Хозе с помощью Пабло кое-как дополз до двери.
— На воздухе, ребята, он отойдет, ему полегчает.
Но и воздух, как на грех, оказался против Хозе и, вместо того чтобы рассеять винные пары, только усилил безумие изнуренного, сломленного всем пережитым человека.
Через улицу на пороге дома стояла какая-то женщина.
Он закричал:
— Клемане!
Это была не Клемане, но он так тянулся к этой незнакомой женщине, что друзья подтащили к ней Хозе.
Женщина перепугалась, побледнела. Ее трясло как в лихорадке; она хотела убежать, но не осмелилась.
Он что-то долго лепетал, он умолял ее:
— Значит, ты меня не узнаешь? А где они, где наши малыши и те, другие? Куда вы их всех попрятали? Покажите же мне их!
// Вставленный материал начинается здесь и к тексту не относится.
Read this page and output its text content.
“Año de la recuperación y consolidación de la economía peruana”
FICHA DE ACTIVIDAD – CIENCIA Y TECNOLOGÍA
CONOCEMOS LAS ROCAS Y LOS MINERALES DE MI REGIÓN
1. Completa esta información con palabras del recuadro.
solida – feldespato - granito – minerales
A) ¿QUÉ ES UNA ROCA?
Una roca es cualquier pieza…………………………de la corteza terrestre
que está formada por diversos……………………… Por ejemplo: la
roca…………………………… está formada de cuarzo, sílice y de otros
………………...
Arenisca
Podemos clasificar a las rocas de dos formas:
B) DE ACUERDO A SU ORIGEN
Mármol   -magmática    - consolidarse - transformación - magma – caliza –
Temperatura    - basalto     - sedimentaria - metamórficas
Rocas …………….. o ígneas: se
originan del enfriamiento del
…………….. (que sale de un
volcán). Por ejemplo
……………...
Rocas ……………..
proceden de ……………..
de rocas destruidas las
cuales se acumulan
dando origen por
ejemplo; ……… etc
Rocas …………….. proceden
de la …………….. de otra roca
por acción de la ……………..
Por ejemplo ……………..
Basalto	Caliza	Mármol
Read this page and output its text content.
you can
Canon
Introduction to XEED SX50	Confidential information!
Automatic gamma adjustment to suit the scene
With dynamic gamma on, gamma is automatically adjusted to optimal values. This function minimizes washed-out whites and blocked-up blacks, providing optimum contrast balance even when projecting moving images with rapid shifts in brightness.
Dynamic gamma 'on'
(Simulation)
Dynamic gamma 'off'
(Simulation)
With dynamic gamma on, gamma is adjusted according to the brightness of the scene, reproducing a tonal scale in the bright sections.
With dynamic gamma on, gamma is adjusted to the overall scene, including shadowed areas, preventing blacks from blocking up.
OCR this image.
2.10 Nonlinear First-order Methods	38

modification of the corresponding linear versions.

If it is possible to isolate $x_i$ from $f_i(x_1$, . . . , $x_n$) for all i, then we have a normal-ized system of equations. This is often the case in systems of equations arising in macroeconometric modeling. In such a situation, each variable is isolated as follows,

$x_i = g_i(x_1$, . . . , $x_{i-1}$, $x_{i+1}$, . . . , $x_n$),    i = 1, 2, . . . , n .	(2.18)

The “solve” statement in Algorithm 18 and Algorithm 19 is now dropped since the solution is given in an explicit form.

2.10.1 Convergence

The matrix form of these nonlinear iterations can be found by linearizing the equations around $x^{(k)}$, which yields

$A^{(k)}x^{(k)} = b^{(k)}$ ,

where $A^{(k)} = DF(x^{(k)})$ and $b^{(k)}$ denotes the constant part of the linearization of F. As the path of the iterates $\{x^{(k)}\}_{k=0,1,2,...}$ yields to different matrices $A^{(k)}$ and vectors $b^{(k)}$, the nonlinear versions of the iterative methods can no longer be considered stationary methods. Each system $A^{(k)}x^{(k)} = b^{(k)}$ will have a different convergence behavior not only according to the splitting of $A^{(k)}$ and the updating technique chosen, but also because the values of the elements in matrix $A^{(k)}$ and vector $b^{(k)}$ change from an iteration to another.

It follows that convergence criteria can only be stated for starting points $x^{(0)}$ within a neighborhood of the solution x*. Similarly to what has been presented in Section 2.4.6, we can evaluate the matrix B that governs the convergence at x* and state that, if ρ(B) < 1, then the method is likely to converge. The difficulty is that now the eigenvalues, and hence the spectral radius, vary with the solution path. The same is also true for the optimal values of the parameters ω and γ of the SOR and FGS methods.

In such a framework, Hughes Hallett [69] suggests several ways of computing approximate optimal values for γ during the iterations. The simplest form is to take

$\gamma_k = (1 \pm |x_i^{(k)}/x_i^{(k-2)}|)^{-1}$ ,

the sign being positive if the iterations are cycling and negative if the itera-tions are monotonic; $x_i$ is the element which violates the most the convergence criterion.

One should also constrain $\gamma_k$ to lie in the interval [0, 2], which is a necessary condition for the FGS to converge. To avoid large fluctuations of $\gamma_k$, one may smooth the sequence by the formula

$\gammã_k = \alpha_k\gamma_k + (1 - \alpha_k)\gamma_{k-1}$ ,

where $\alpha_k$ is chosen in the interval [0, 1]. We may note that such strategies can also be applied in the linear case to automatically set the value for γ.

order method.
Друзья пытались привести его в чувство, что-то кричали ему в ухо. Одни бранили, другие упрашивали, не зная, как с ним действовать — лаской или угрозой. Словом, поднялся невероятный шум.
А чуть-чуть поодаль стоял отец Леонт, он наблюдал за этой сценой, и губы его кривила дьявольская усмешка.
Но вот на дороге, ведущей из Сан-Себастиано, показалась женщина. Она шла, радостно и доверчиво улыбаясь. Увидя толпу, она вся так и просияла и шепнула про себя: «Это он!» Но когда она увидала жалкого орущего человека, который судорожно отбивался от друзей, еле удерживаясь на ослабевших ногах, закатывая пьяные глаза, — она пронзительно закричала.
Каким-то чудом звук ее голоса проник в сердце Хозе Реаля. Говорят, что существует голос крови, должно быть, это так, ибо Хозе сразу успокоился и повернулся в ее сторону.
Но молодая женщина, рыдая, закрылась обеими руками, и отец не мог обнаружить в ее лице черты маленькой дочки, своей Саравии, и отвел от нее взор. И он не увидел также маленького мальчика, который испуганно цеплялся за синюю юбку матери, стараясь спрятаться за ее спиной.
Хозе овладела жуткая галлюцинация. Ему вдруг представилось, что он стоит перед дверью и никто ему не отпирает, и он закричал, умоляюще складывая руки:
— Открой, голубка моя, открой скорей, ведь это я, Хозе!
Потом он опустился на тумбу. Приятели толпились вокруг него и буквально не знали, что делать; они поддерживали его, чтобы он не упал на землю и не расшибся. Часть друзей разошлась на работу, а те, что остались при Хозе, не могли привести его в сознание.
Наконец полицейский инспектор, который сопровождал узника и все время скромно держался в стороне, объявил, что настало время трогаться в обратный путь. Пришлось доставить его до вокзала на лошади, и поезд повез его к тюрьме, откуда он мог теперь выйти только «ногами вперед», как говорится в народе.